A dendritic cell vaccine has demonstrated safety and immunogenicity when administered before and after autologous stem cell transplant (ASCT) in patients with high-risk multiple myeloma, according to a study published in Clinical Cancer Research.

For multiple myeloma, a chronic and incurable cancer, dendritic cell vaccines are seen as a potential avenue to harness the patient's immune system and achieve remission. The study, from researchers at Moffitt Cancer Center, targeted patients with high-risk disease who still had active myeloma after induction therapy and before receiving ASCT, as these patients have the greatest need for the vaccine.

Dendritic cells play a crucial role in the immune system by processing foreign proteins and presenting them to other immune cells to trigger an immune response. In this study, patients' dendritic cells were engineered to express a protein called survivin, which is associated with poor outcomes when highly expressed in multiple myeloma. The goal was to induce an immune response against survivin and potentially extend remission.

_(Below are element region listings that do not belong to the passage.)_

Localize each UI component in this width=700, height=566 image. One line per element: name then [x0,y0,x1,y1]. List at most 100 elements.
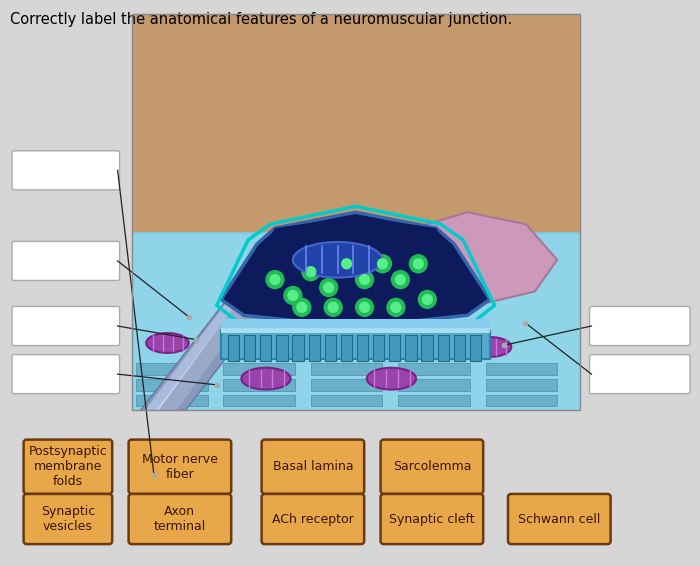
FancyBboxPatch shape [262,440,364,494]
Text: Synaptic
vesicles: Synaptic vesicles [41,505,95,533]
Bar [373,335,384,361]
Bar [221,328,490,333]
FancyBboxPatch shape [12,151,120,190]
Circle shape [284,286,302,305]
Circle shape [414,259,424,269]
Bar [260,335,272,361]
Text: Basal lamina: Basal lamina [272,460,354,473]
Bar [228,335,239,361]
Circle shape [306,267,316,277]
Bar [223,379,295,391]
Bar [311,379,382,391]
Text: Axon
terminal: Axon terminal [154,505,206,533]
Bar [405,335,416,361]
Bar [470,335,481,361]
Bar [486,395,557,406]
Circle shape [320,278,337,297]
Text: Sarcolemma: Sarcolemma [393,460,471,473]
Text: Correctly label the anatomical features of a neuromuscular junction.: Correctly label the anatomical features … [10,12,512,28]
FancyBboxPatch shape [129,494,231,544]
Circle shape [360,302,370,312]
Circle shape [266,271,284,289]
Bar [223,395,295,406]
Bar [398,379,470,391]
Bar [244,335,256,361]
Circle shape [270,275,280,285]
Bar [136,379,208,391]
Bar [223,363,295,375]
Circle shape [387,298,405,316]
Circle shape [328,302,338,312]
Circle shape [377,259,387,269]
Polygon shape [132,14,580,299]
Circle shape [297,302,307,312]
Bar [293,335,304,361]
FancyBboxPatch shape [381,440,483,494]
Ellipse shape [293,242,382,277]
Circle shape [422,294,432,305]
Circle shape [419,290,436,308]
Bar [389,335,400,361]
Bar [311,363,382,375]
FancyBboxPatch shape [589,306,690,346]
FancyBboxPatch shape [381,494,483,544]
Ellipse shape [146,333,189,353]
Bar [132,14,580,410]
FancyBboxPatch shape [508,494,610,544]
Bar [486,379,557,391]
Polygon shape [145,285,251,410]
Polygon shape [221,319,490,335]
FancyBboxPatch shape [129,440,231,494]
Circle shape [356,298,374,316]
Polygon shape [141,284,284,410]
Circle shape [395,275,405,285]
Bar [309,335,320,361]
FancyBboxPatch shape [12,354,120,394]
Polygon shape [239,216,472,284]
Circle shape [360,275,370,285]
Bar [454,335,465,361]
Ellipse shape [367,368,416,389]
Circle shape [391,271,409,289]
FancyBboxPatch shape [262,494,364,544]
Text: Synaptic cleft: Synaptic cleft [389,513,475,525]
Circle shape [293,298,311,316]
FancyBboxPatch shape [24,440,112,494]
Bar [132,234,580,410]
Bar [486,363,557,375]
FancyBboxPatch shape [589,354,690,394]
Text: Postsynaptic
membrane
folds: Postsynaptic membrane folds [29,445,107,488]
Text: Schwann cell: Schwann cell [518,513,601,525]
Circle shape [324,298,342,316]
Bar [341,335,352,361]
Circle shape [374,255,391,273]
Bar [311,395,382,406]
Bar [276,335,288,361]
Bar [136,395,208,406]
Circle shape [410,255,427,273]
Bar [325,335,336,361]
Ellipse shape [469,337,511,357]
Circle shape [391,302,401,312]
Polygon shape [391,212,557,307]
Circle shape [337,255,356,273]
Circle shape [324,282,334,293]
Circle shape [342,259,351,269]
FancyBboxPatch shape [12,306,120,346]
Bar [357,335,368,361]
Polygon shape [154,288,262,410]
Bar [398,363,470,375]
Polygon shape [158,288,266,410]
FancyBboxPatch shape [12,241,120,281]
Polygon shape [132,232,580,410]
Circle shape [302,263,320,281]
Bar [438,335,449,361]
Bar [136,363,208,375]
Circle shape [288,290,298,301]
Text: Motor nerve
fiber: Motor nerve fiber [142,453,218,481]
Circle shape [356,271,374,289]
Bar [421,335,433,361]
Ellipse shape [241,368,290,389]
Text: ACh receptor: ACh receptor [272,513,354,525]
Polygon shape [221,212,490,327]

The trial involved 13 multiple myeloma patients who received one vaccine dose before ASCT and another approximately 21 days post-transplant. The results were promising: the vaccine was well tolerated, with minor adverse effects, and it induced survivin-specific immune responses in patients.

Approximately 35% of patients showed an increase in circulating survivin-specific CD4 T cells, while about 30% showed increased CD8 T cells. Antibodies against survivin peptides were detected in 9 out of 13 patients after vaccination and ASCT. Overall, 85% of patients had either a T-cell response or an antibody response against survivin.

Seven patients experienced an improved clinical response at 90 days post-transplant, all of whom exhibited survivin-specific immune responses. After a median follow-up of 4.2 years, six of these patients remained alive and disease-free, with an estimated four-year progression-free survival rate of 71%.

The study suggests that targeting survivin with a vaccine-based approach can induce immune responses and improve patient outcomes. Larger, randomized studies are needed to confirm these findings and explore the potential benefits of administering the vaccine earlier in the disease course to prevent aggressive forms of myeloma. However, the researchers noted limitations, including the unique patient population and the rapidly evolving treatment landscape for myeloma.